More than three dozen inmates were released from hospitals Sunday after being involved in a racially motivated riot that badly damaged a Southern California prison and forced the lockdown of nine others.
The riot that erupted Saturday night sent 55 prisoners to the hospital and injured more than 250 inmates in all, officials said. Thirty-eight inmates were treated and were expected to return to the California Institution for Men in Chino, east of Los Angeles, by late Sunday, said Department of Corrections and Rehabilitation spokesman George Kostyrko, The Associated Press reports.
No prison employees were injured, no deaths were reported, and no inmates escaped, state officials said.
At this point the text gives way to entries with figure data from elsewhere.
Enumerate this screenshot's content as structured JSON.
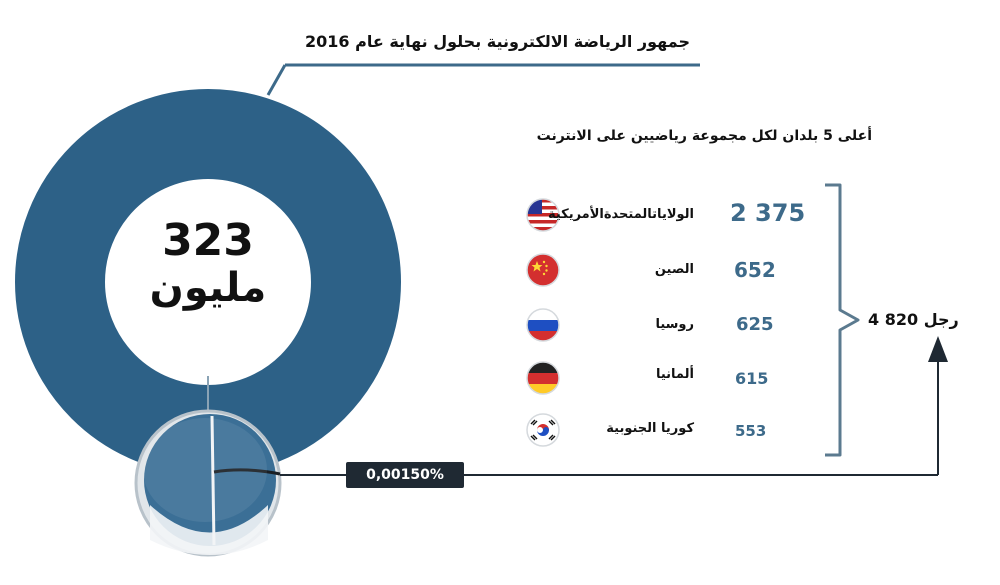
{
  "header": {
    "title": "جمهور الرياضة الالكترونية بحلول نهاية عام 2016"
  },
  "donut": {
    "value": "323",
    "unit": "مليون",
    "percent": "0,00150%",
    "ring_color": "#2d6187"
  },
  "top_countries": {
    "subtitle": "أعلى 5 بلدان لكل مجموعة رياضيين على الانترنت",
    "total": "رجل 820 4",
    "items": [
      {
        "name": "الولاياتالمتحدةالأمريكية",
        "value": "2 375",
        "flag": "usa-flag-icon"
      },
      {
        "name": "الصين",
        "value": "652",
        "flag": "china-flag-icon"
      },
      {
        "name": "روسيا",
        "value": "625",
        "flag": "russia-flag-icon"
      },
      {
        "name": "ألمانيا",
        "value": "615",
        "flag": "germany-flag-icon"
      },
      {
        "name": "كوريا الجنوبية",
        "value": "553",
        "flag": "south-korea-flag-icon"
      }
    ]
  },
  "colors": {
    "accent": "#2d6187",
    "value_text": "#3d6a8a",
    "bracket": "#5b7a8f",
    "line": "#1f2933"
  }
}
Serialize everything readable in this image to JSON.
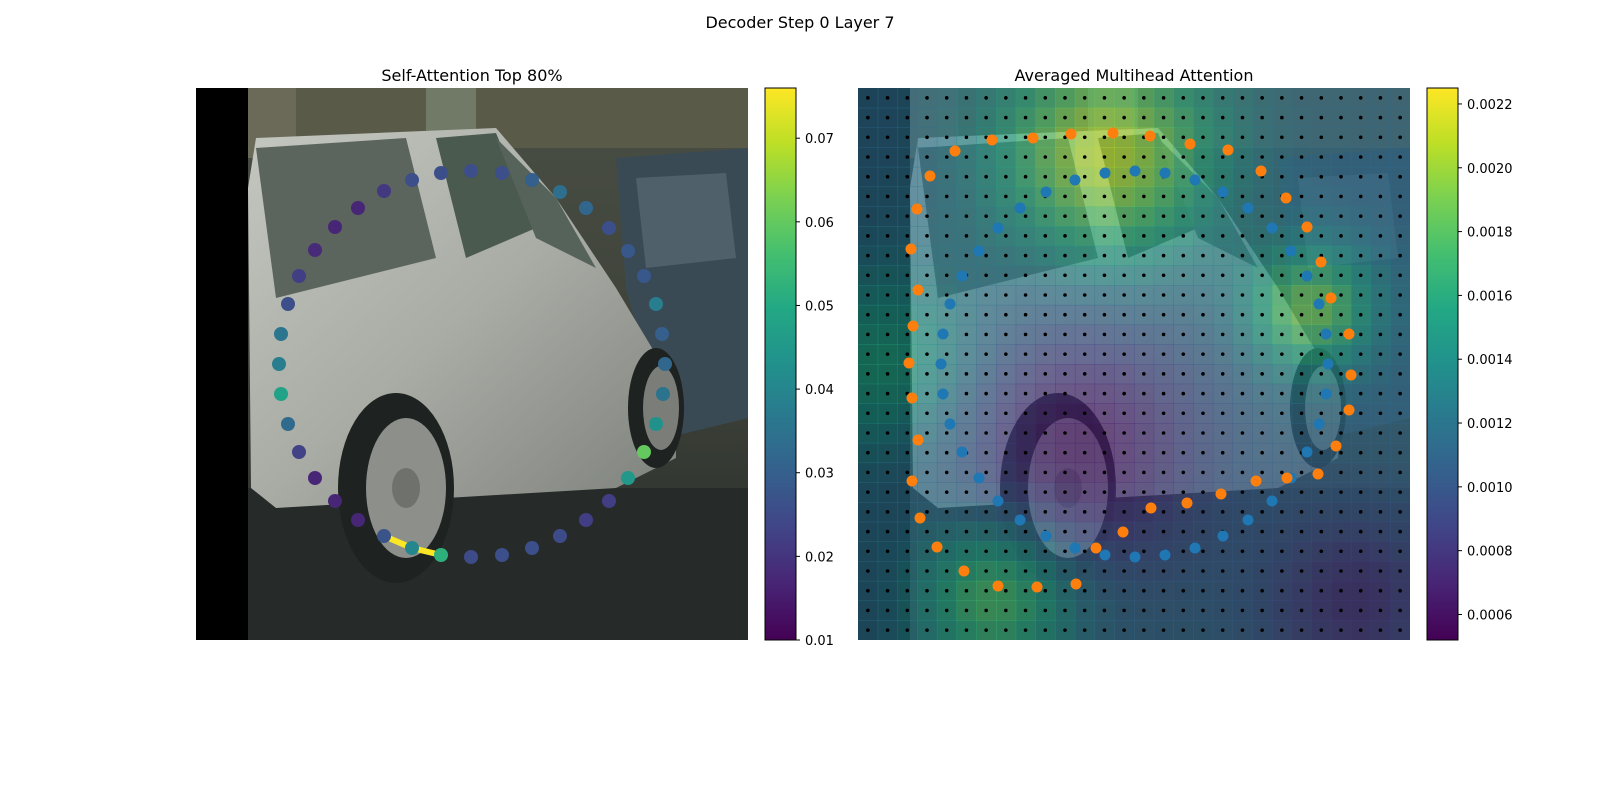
{
  "figure": {
    "suptitle": "Decoder Step 0 Layer 7"
  },
  "chart_data": [
    {
      "type": "scatter",
      "title": "Self-Attention Top 80%",
      "background": "photo of a silver hatchback car parked on a street",
      "axes_visible": false,
      "colormap": "viridis",
      "colorbar": {
        "min": 0.01,
        "max": 0.076,
        "ticks": [
          "0.01",
          "0.02",
          "0.03",
          "0.04",
          "0.05",
          "0.06",
          "0.07"
        ]
      },
      "points": [
        {
          "x": 441,
          "y": 555,
          "v": 0.052
        },
        {
          "x": 471,
          "y": 557,
          "v": 0.025
        },
        {
          "x": 502,
          "y": 555,
          "v": 0.026
        },
        {
          "x": 532,
          "y": 548,
          "v": 0.026
        },
        {
          "x": 560,
          "y": 536,
          "v": 0.025
        },
        {
          "x": 586,
          "y": 520,
          "v": 0.022
        },
        {
          "x": 609,
          "y": 501,
          "v": 0.022
        },
        {
          "x": 628,
          "y": 478,
          "v": 0.045
        },
        {
          "x": 644,
          "y": 452,
          "v": 0.06
        },
        {
          "x": 656,
          "y": 424,
          "v": 0.043
        },
        {
          "x": 663,
          "y": 394,
          "v": 0.035
        },
        {
          "x": 665,
          "y": 364,
          "v": 0.032
        },
        {
          "x": 662,
          "y": 334,
          "v": 0.03
        },
        {
          "x": 656,
          "y": 304,
          "v": 0.038
        },
        {
          "x": 644,
          "y": 276,
          "v": 0.028
        },
        {
          "x": 628,
          "y": 251,
          "v": 0.028
        },
        {
          "x": 609,
          "y": 228,
          "v": 0.026
        },
        {
          "x": 586,
          "y": 208,
          "v": 0.032
        },
        {
          "x": 560,
          "y": 192,
          "v": 0.034
        },
        {
          "x": 532,
          "y": 180,
          "v": 0.03
        },
        {
          "x": 502,
          "y": 173,
          "v": 0.026
        },
        {
          "x": 471,
          "y": 171,
          "v": 0.026
        },
        {
          "x": 441,
          "y": 173,
          "v": 0.026
        },
        {
          "x": 412,
          "y": 180,
          "v": 0.026
        },
        {
          "x": 384,
          "y": 191,
          "v": 0.021
        },
        {
          "x": 358,
          "y": 208,
          "v": 0.017
        },
        {
          "x": 335,
          "y": 227,
          "v": 0.017
        },
        {
          "x": 315,
          "y": 250,
          "v": 0.018
        },
        {
          "x": 299,
          "y": 276,
          "v": 0.022
        },
        {
          "x": 288,
          "y": 304,
          "v": 0.026
        },
        {
          "x": 281,
          "y": 334,
          "v": 0.036
        },
        {
          "x": 279,
          "y": 364,
          "v": 0.038
        },
        {
          "x": 281,
          "y": 394,
          "v": 0.048
        },
        {
          "x": 288,
          "y": 424,
          "v": 0.033
        },
        {
          "x": 299,
          "y": 452,
          "v": 0.023
        },
        {
          "x": 315,
          "y": 478,
          "v": 0.017
        },
        {
          "x": 335,
          "y": 501,
          "v": 0.017
        },
        {
          "x": 358,
          "y": 520,
          "v": 0.017
        },
        {
          "x": 384,
          "y": 536,
          "v": 0.027
        },
        {
          "x": 412,
          "y": 548,
          "v": 0.04
        }
      ],
      "highlight_segments": [
        {
          "from": [
            384,
            536
          ],
          "to": [
            412,
            548
          ]
        },
        {
          "from": [
            412,
            548
          ],
          "to": [
            441,
            555
          ]
        }
      ]
    },
    {
      "type": "heatmap",
      "title": "Averaged Multihead Attention",
      "background": "same car photo overlaid with attention heatmap",
      "axes_visible": false,
      "colormap": "viridis",
      "colorbar": {
        "min": 0.00052,
        "max": 0.00225,
        "ticks": [
          "0.0006",
          "0.0008",
          "0.0010",
          "0.0012",
          "0.0014",
          "0.0016",
          "0.0018",
          "0.0020",
          "0.0022"
        ]
      },
      "grid_size": 28,
      "grid_dot_color": "#000000",
      "series": [
        {
          "color": "#1f77b4",
          "points": [
            [
              1046,
              192
            ],
            [
              1075,
              180
            ],
            [
              1105,
              173
            ],
            [
              1135,
              171
            ],
            [
              1165,
              173
            ],
            [
              1195,
              180
            ],
            [
              1223,
              192
            ],
            [
              1248,
              208
            ],
            [
              1272,
              228
            ],
            [
              1291,
              251
            ],
            [
              1307,
              276
            ],
            [
              1319,
              304
            ],
            [
              1326,
              334
            ],
            [
              1328,
              364
            ],
            [
              1326,
              394
            ],
            [
              1319,
              424
            ],
            [
              1307,
              452
            ],
            [
              1291,
              478
            ],
            [
              1272,
              501
            ],
            [
              1248,
              520
            ],
            [
              1223,
              536
            ],
            [
              1195,
              548
            ],
            [
              1165,
              555
            ],
            [
              1135,
              557
            ],
            [
              1105,
              555
            ],
            [
              1075,
              548
            ],
            [
              1046,
              536
            ],
            [
              1020,
              520
            ],
            [
              998,
              501
            ],
            [
              979,
              478
            ],
            [
              962,
              452
            ],
            [
              950,
              424
            ],
            [
              943,
              394
            ],
            [
              941,
              364
            ],
            [
              943,
              334
            ],
            [
              950,
              304
            ],
            [
              962,
              276
            ],
            [
              979,
              251
            ],
            [
              998,
              228
            ],
            [
              1020,
              208
            ]
          ]
        },
        {
          "color": "#ff7f0e",
          "points": [
            [
              1113,
              133
            ],
            [
              1150,
              136
            ],
            [
              1190,
              144
            ],
            [
              1228,
              150
            ],
            [
              1261,
              171
            ],
            [
              1286,
              198
            ],
            [
              1307,
              227
            ],
            [
              1321,
              262
            ],
            [
              1331,
              298
            ],
            [
              1349,
              334
            ],
            [
              1351,
              375
            ],
            [
              1349,
              410
            ],
            [
              1336,
              446
            ],
            [
              1318,
              474
            ],
            [
              1287,
              478
            ],
            [
              1256,
              481
            ],
            [
              1221,
              494
            ],
            [
              1187,
              503
            ],
            [
              1151,
              508
            ],
            [
              1123,
              532
            ],
            [
              1096,
              548
            ],
            [
              1076,
              584
            ],
            [
              1037,
              587
            ],
            [
              998,
              586
            ],
            [
              964,
              571
            ],
            [
              937,
              547
            ],
            [
              920,
              518
            ],
            [
              912,
              481
            ],
            [
              918,
              440
            ],
            [
              912,
              398
            ],
            [
              909,
              363
            ],
            [
              913,
              326
            ],
            [
              918,
              290
            ],
            [
              911,
              249
            ],
            [
              917,
              209
            ],
            [
              930,
              176
            ],
            [
              955,
              151
            ],
            [
              992,
              140
            ],
            [
              1033,
              138
            ],
            [
              1071,
              134
            ]
          ]
        }
      ]
    }
  ]
}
But one housing unit was virtually destroyed by fire, said a spokesman, Lieutenant Mark Hargrove.
The other housing areas were so badly damaged that they were uninhabitable, he said, so some inmates were being temporarily housed in tents while others were sent to alternate prisons, The Boston Globe reports.
Meanwhile, this disturbance was the prison's most violent since a December 2006 uprising, in which 200 inmates rioted for 90 minutes. That racially charged incident was touched off by a fight between a Latino and an African-American, Xinhua reports.
The prison spokesman said officers had used batons, pepper spray and unspecified "lethal force options" to bring the housing units under control by 0700 on Sunday, BBC News reports.